North Carolina Gov. Pat McCrory (R) delivered an extensive defense of the state’s controversial new voter identification law on Monday. After slamming the Department of Justice’s lawsuit against North Carolina as politically motivated and “without merit,” McCrory argued in a speech at The Heritage Foundation that the law actually helps to get “the politics out of early voting” and generally represses voter fraud and malpractice. “But you know, we require a voter ID to get a tattoo, to get Sudafed, to get food stamps, to get on an airplane — to get almost any government service in North Carolina right now you have to have an ID,” McCrory said. McCrory went on to note that the new law includes a provision that provides a “free ID” voter voters throughout the state.

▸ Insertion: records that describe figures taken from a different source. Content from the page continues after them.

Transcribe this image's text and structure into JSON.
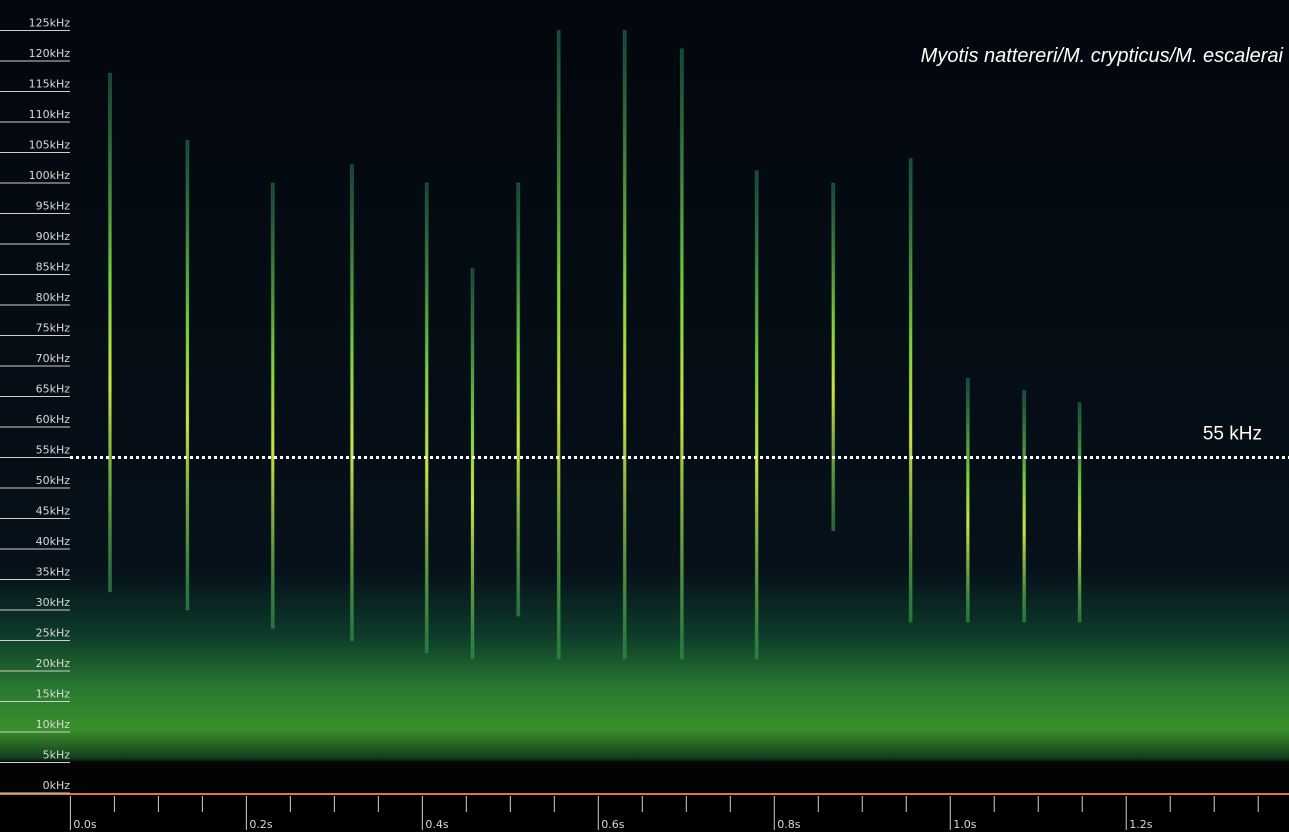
{
  "chart_data": {
    "type": "spectrogram",
    "annotation": "Myotis nattereri/M. crypticus/M. escalerai",
    "reference_line": {
      "value": 55,
      "label": "55 kHz"
    },
    "ylim": [
      0,
      130
    ],
    "yticks": [
      {
        "value": 0,
        "label": "0kHz"
      },
      {
        "value": 5,
        "label": "5kHz"
      },
      {
        "value": 10,
        "label": "10kHz"
      },
      {
        "value": 15,
        "label": "15kHz"
      },
      {
        "value": 20,
        "label": "20kHz"
      },
      {
        "value": 25,
        "label": "25kHz"
      },
      {
        "value": 30,
        "label": "30kHz"
      },
      {
        "value": 35,
        "label": "35kHz"
      },
      {
        "value": 40,
        "label": "40kHz"
      },
      {
        "value": 45,
        "label": "45kHz"
      },
      {
        "value": 50,
        "label": "50kHz"
      },
      {
        "value": 55,
        "label": "55kHz"
      },
      {
        "value": 60,
        "label": "60kHz"
      },
      {
        "value": 65,
        "label": "65kHz"
      },
      {
        "value": 70,
        "label": "70kHz"
      },
      {
        "value": 75,
        "label": "75kHz"
      },
      {
        "value": 80,
        "label": "80kHz"
      },
      {
        "value": 85,
        "label": "85kHz"
      },
      {
        "value": 90,
        "label": "90kHz"
      },
      {
        "value": 95,
        "label": "95kHz"
      },
      {
        "value": 100,
        "label": "100kHz"
      },
      {
        "value": 105,
        "label": "105kHz"
      },
      {
        "value": 110,
        "label": "110kHz"
      },
      {
        "value": 115,
        "label": "115kHz"
      },
      {
        "value": 120,
        "label": "120kHz"
      },
      {
        "value": 125,
        "label": "125kHz"
      }
    ],
    "xlim": [
      -0.08,
      1.385
    ],
    "xticks": [
      {
        "value": 0,
        "label": "0.0s"
      },
      {
        "value": 0.2,
        "label": "0.2s"
      },
      {
        "value": 0.4,
        "label": "0.4s"
      },
      {
        "value": 0.6,
        "label": "0.6s"
      },
      {
        "value": 0.8,
        "label": "0.8s"
      },
      {
        "value": 1.0,
        "label": "1.0s"
      },
      {
        "value": 1.2,
        "label": "1.2s"
      }
    ],
    "xminorticks": [
      0.05,
      0.1,
      0.15,
      0.25,
      0.3,
      0.35,
      0.45,
      0.5,
      0.55,
      0.65,
      0.7,
      0.75,
      0.85,
      0.9,
      0.95,
      1.05,
      1.1,
      1.15,
      1.25,
      1.3,
      1.35
    ],
    "calls": {
      "color": "#4cc04a",
      "t": [
        0.045,
        0.133,
        0.23,
        0.32,
        0.405,
        0.457,
        0.509,
        0.555,
        0.63,
        0.695,
        0.78,
        0.867,
        0.955,
        1.02,
        1.084,
        1.147
      ],
      "fmin": [
        33,
        30,
        27,
        25,
        23,
        22,
        29,
        22,
        22,
        22,
        22,
        43,
        28,
        28,
        28,
        28
      ],
      "fmax": [
        118,
        107,
        100,
        103,
        100,
        86,
        100,
        125,
        125,
        122,
        102,
        100,
        104,
        68,
        66,
        64
      ]
    }
  }
}
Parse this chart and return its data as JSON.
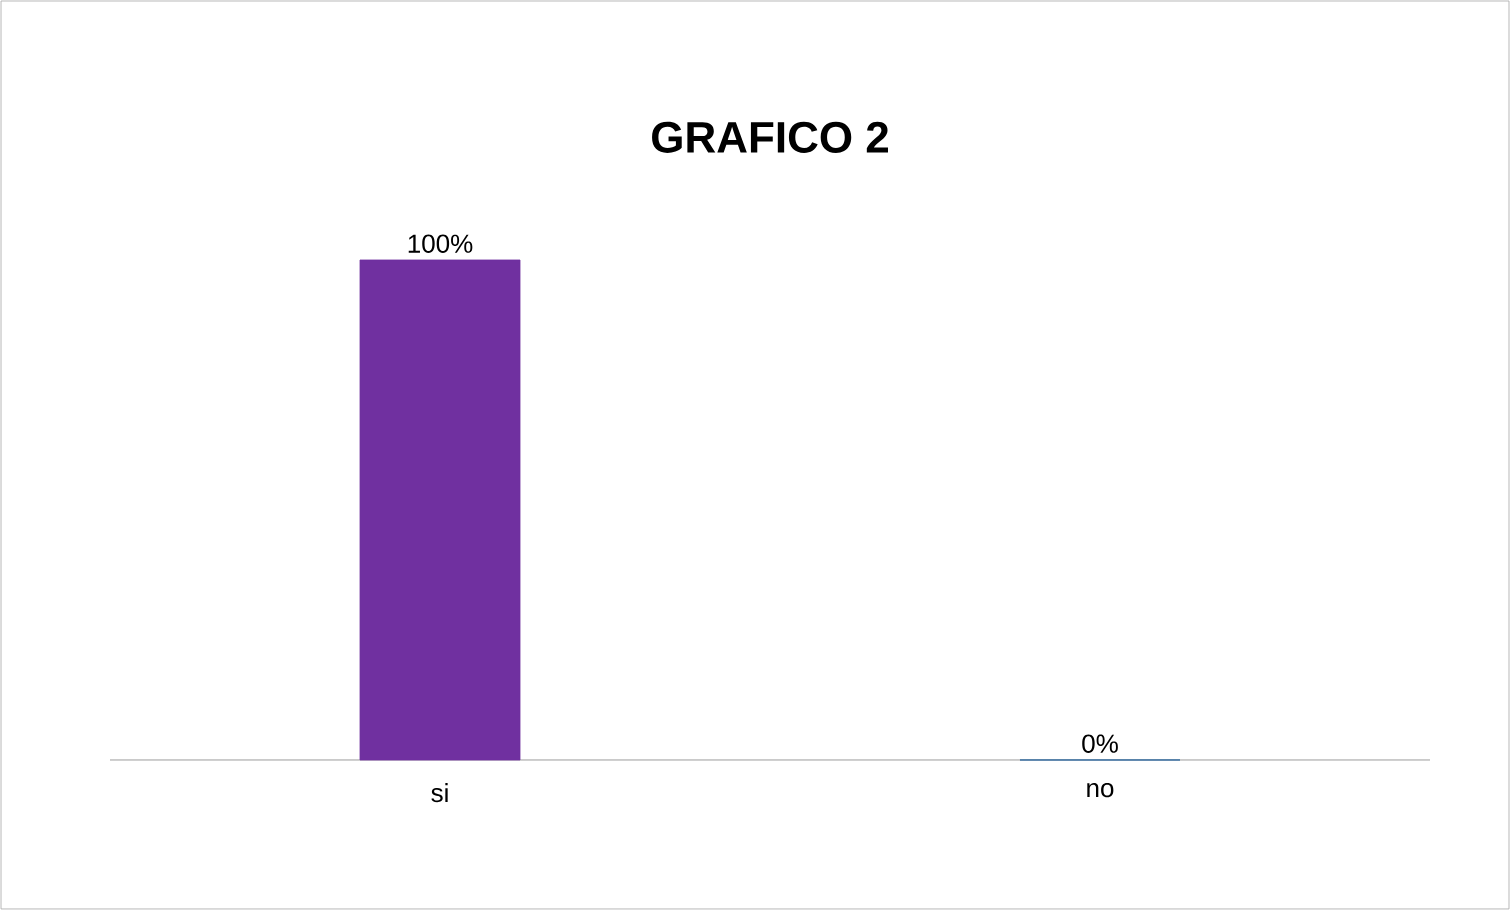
{
  "chart_data": {
    "type": "bar",
    "title": "GRAFICO 2",
    "categories": [
      "si",
      "no"
    ],
    "values": [
      100,
      0
    ],
    "colors": [
      "#7030a0",
      "#1f5f9a"
    ],
    "value_labels": [
      "100%",
      "0%"
    ]
  }
}
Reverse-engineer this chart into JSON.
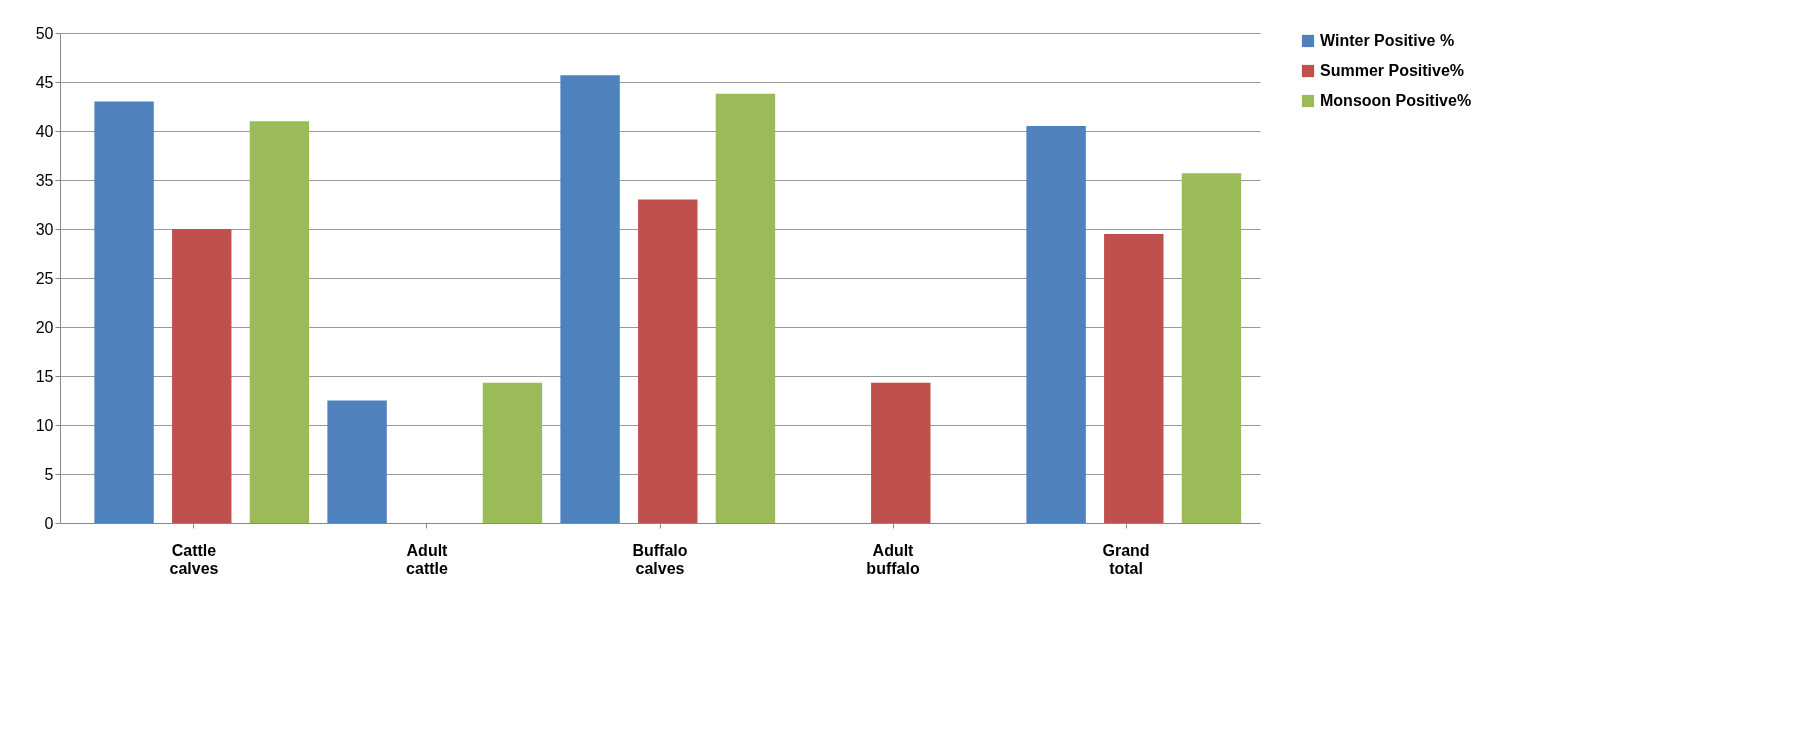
{
  "chart_data": {
    "type": "bar",
    "categories": [
      "Cattle calves",
      "Adult cattle",
      "Buffalo calves",
      "Adult buffalo",
      "Grand total"
    ],
    "series": [
      {
        "name": "Winter Positive %",
        "color": "#4f81bd",
        "values": [
          43,
          12.5,
          45.7,
          null,
          40.5
        ]
      },
      {
        "name": "Summer Positive%",
        "color": "#c0504d",
        "values": [
          30,
          null,
          33,
          14.3,
          29.5
        ]
      },
      {
        "name": "Monsoon Positive%",
        "color": "#9bbb59",
        "values": [
          41,
          14.3,
          43.8,
          null,
          35.7
        ]
      }
    ],
    "ylim": [
      0,
      50
    ],
    "yticks": [
      0,
      5,
      10,
      15,
      20,
      25,
      30,
      35,
      40,
      45,
      50
    ],
    "grid": "y",
    "legend": "right"
  }
}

“And our legislation is actually offering free IDs and the first election in which you have to have this ID in place is the 2016 election so people still have time to get an ID,” McCrory continued. “And by the way we still have early voting and voting by mail, which you can do early voting, which you don’t even need an ID on so someone can do it from a nursing home through the mail at this point in time. So I think our voting ID law by the national media and yes even by some of our local media in North Carolina has been greatly exaggerated and it’s commonsense reform which protects the integrity of our ballot box.”
“We have even more transparency in our voting rules where now we actually are prohibiting lobbyists from bundling money which you were allowed to do in the past to be the bundlers of money,” McCrory said. “And we have stricter rule for lobbyists,” pointing to a portion of the law that forbids lobbyists from collecting checks from one or more donors and delivering them to state-level candidates.
In essence, McCrory’s comments were a preview of the case North Carolina plans to make in defending the new law against the Justice Department lawsuit.